Shortly after that siege, Nuno Botelho decided to take the initiative. He met with Portuguese commercial shipping, which was coming from Macau, in order to protect it from the Dutch. After learning that the Count of Linhares had become the new Viceroy of India and had reached Goa in October 1629, Botelho gave him an account of everything he had done so far and asked for his assistance and approbation to continue his designs against the Dutch and English. The Viceroy not only sent Botelho everything he had asked but also gave him full power to act as a governor general, without having to wait for orders from Goa.
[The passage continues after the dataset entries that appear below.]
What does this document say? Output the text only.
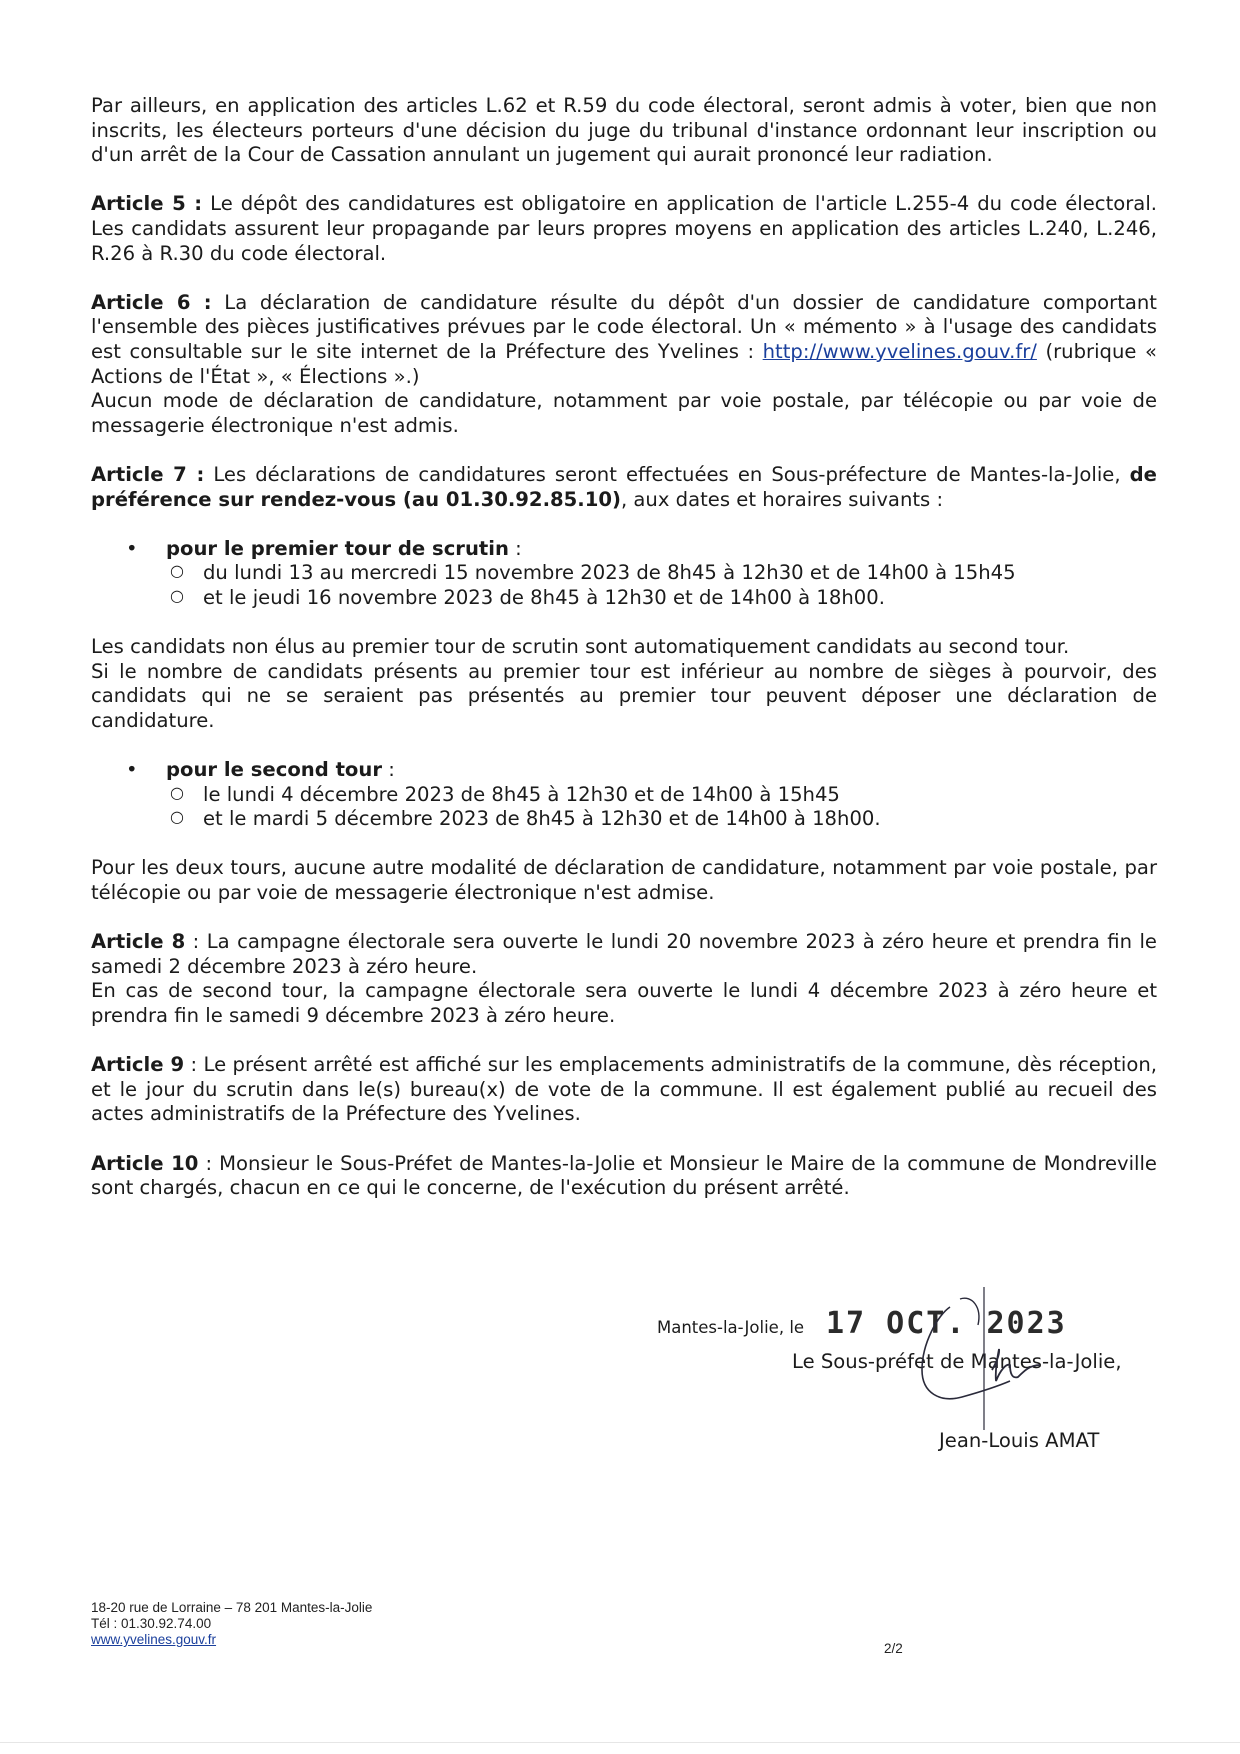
Par ailleurs, en application des articles L.62 et R.59 du code électoral, seront admis à voter, bien que non inscrits, les électeurs porteurs d'une décision du juge du tribunal d'instance ordonnant leur inscription ou d'un arrêt de la Cour de Cassation annulant un jugement qui aurait prononcé leur radiation.

Article 5 : Le dépôt des candidatures est obligatoire en application de l'article L.255-4 du code électoral. Les candidats assurent leur propagande par leurs propres moyens en application des articles L.240, L.246, R.26 à R.30 du code électoral.

Article 6 : La déclaration de candidature résulte du dépôt d'un dossier de candidature comportant l'ensemble des pièces justificatives prévues par le code électoral. Un « mémento » à l'usage des candidats est consultable sur le site internet de la Préfecture des Yvelines : http://www.yvelines.gouv.fr/ (rubrique « Actions de l'État », « Élections ».)

Aucun mode de déclaration de candidature, notamment par voie postale, par télécopie ou par voie de messagerie électronique n'est admis.

Article 7 : Les déclarations de candidatures seront effectuées en Sous-préfecture de Mantes-la-Jolie, de préférence sur rendez-vous (au 01.30.92.85.10), aux dates et horaires suivants :

• pour le premier tour de scrutin :
○ du lundi 13 au mercredi 15 novembre 2023 de 8h45 à 12h30 et de 14h00 à 15h45
○ et le jeudi 16 novembre 2023 de 8h45 à 12h30 et de 14h00 à 18h00.

Les candidats non élus au premier tour de scrutin sont automatiquement candidats au second tour.

Si le nombre de candidats présents au premier tour est inférieur au nombre de sièges à pourvoir, des candidats qui ne se seraient pas présentés au premier tour peuvent déposer une déclaration de candidature.

• pour le second tour :
○ le lundi 4 décembre 2023 de 8h45 à 12h30 et de 14h00 à 15h45
○ et le mardi 5 décembre 2023 de 8h45 à 12h30 et de 14h00 à 18h00.

Pour les deux tours, aucune autre modalité de déclaration de candidature, notamment par voie postale, par télécopie ou par voie de messagerie électronique n'est admise.

Article 8 : La campagne électorale sera ouverte le lundi 20 novembre 2023 à zéro heure et prendra fin le samedi 2 décembre 2023 à zéro heure.

En cas de second tour, la campagne électorale sera ouverte le lundi 4 décembre 2023 à zéro heure et prendra fin le samedi 9 décembre 2023 à zéro heure.

Article 9 : Le présent arrêté est affiché sur les emplacements administratifs de la commune, dès réception, et le jour du scrutin dans le(s) bureau(x) de vote de la commune. Il est également publié au recueil des actes administratifs de la Préfecture des Yvelines.

Article 10 : Monsieur le Sous-Préfet de Mantes-la-Jolie et Monsieur le Maire de la commune de Mondreville sont chargés, chacun en ce qui le concerne, de l'exécution du présent arrêté.

Mantes-la-Jolie, le 17 OCT. 2023
Le Sous-préfet de Mantes-la-Jolie,
Jean-Louis AMAT
18-20 rue de Lorraine – 78 201 Mantes-la-Jolie
Tél : 01.30.92.74.00
www.yvelines.gouv.fr
2/2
In the meantime, with 27 ships, Nuno Botelho sailed for Jambi, a place with a lot of pepper and much resorted by the Dutch and English. In any case, the Portuguese morale about taking the fight to the Dutch was very high, unlike several years prior.

==Battle==
At the mouth of the Jambi river, Botelho found three Dutch ships, which he either captured or burned. Continuing upstream he found a large Dutch carrack, which he attacked immediately. This carrack blew up when a cannon-ball ignited its magazine. Then, even further up the river he successfully fired two more Dutch carracks full of pepper. Three weeks later, another Dutch carrack known as the Walcheren, arrived at the mouth of the river on May 5. Botelho promplty attacked this ship too, surrounding it from all sides. The Portuguese quickly boarded the carrack and the Dutch crew quickly fled below decks. The Portuguese then fired upon the ship and withdrew. However, one of their craft became entangled with the Walcheren's prow. Fearing that this ship would be caught by the fire, Nuno Botelho brought up his own jália (small galley-type ship) to assist it, but something exploded in the Dutch ship, which destroyed Botelho's jália. Unfortunaletly, he could not swim and after being thrown to the water, he drowned. According to Manuel Xavier, who wrote an account of these events, the heart of Botelho was still beating when he was rescued, but it was too late and he died soon after in the arms of his chaplain.

The Portuguese armada then withdrew to Malacca, carrying the body of their fallen commander.

==Aftermath==
The first rumours of Botelho's death did not reach Goa until six months later, but the Portuguese Viceroy dismissed them as being lies made by the Dutch. When the unwelcomed report was confirmed in February 1631, Miguel de Noronha described it as "the worst news possible". A few days later he informed the King of Portugal, "I write this letter ... with tears in my eyes because I'm giving in it news to Your Majesty of the death in India ... of the man who with the cleanest heart and hands was serving your Majesty here." Indeed, Botelho's death was a heavy blow to Portuguese morale.

Nonetheless, the victories achieved by Nuno Álvares Botelho in Hormuz (1625), in Malacca (1629), in Jambi (1630) and his plans to attack Batavia, strongly impressed the Dutch. In their eyes, the Portuguese once again looked like respectable adversaries with whom it was necessary to be careful.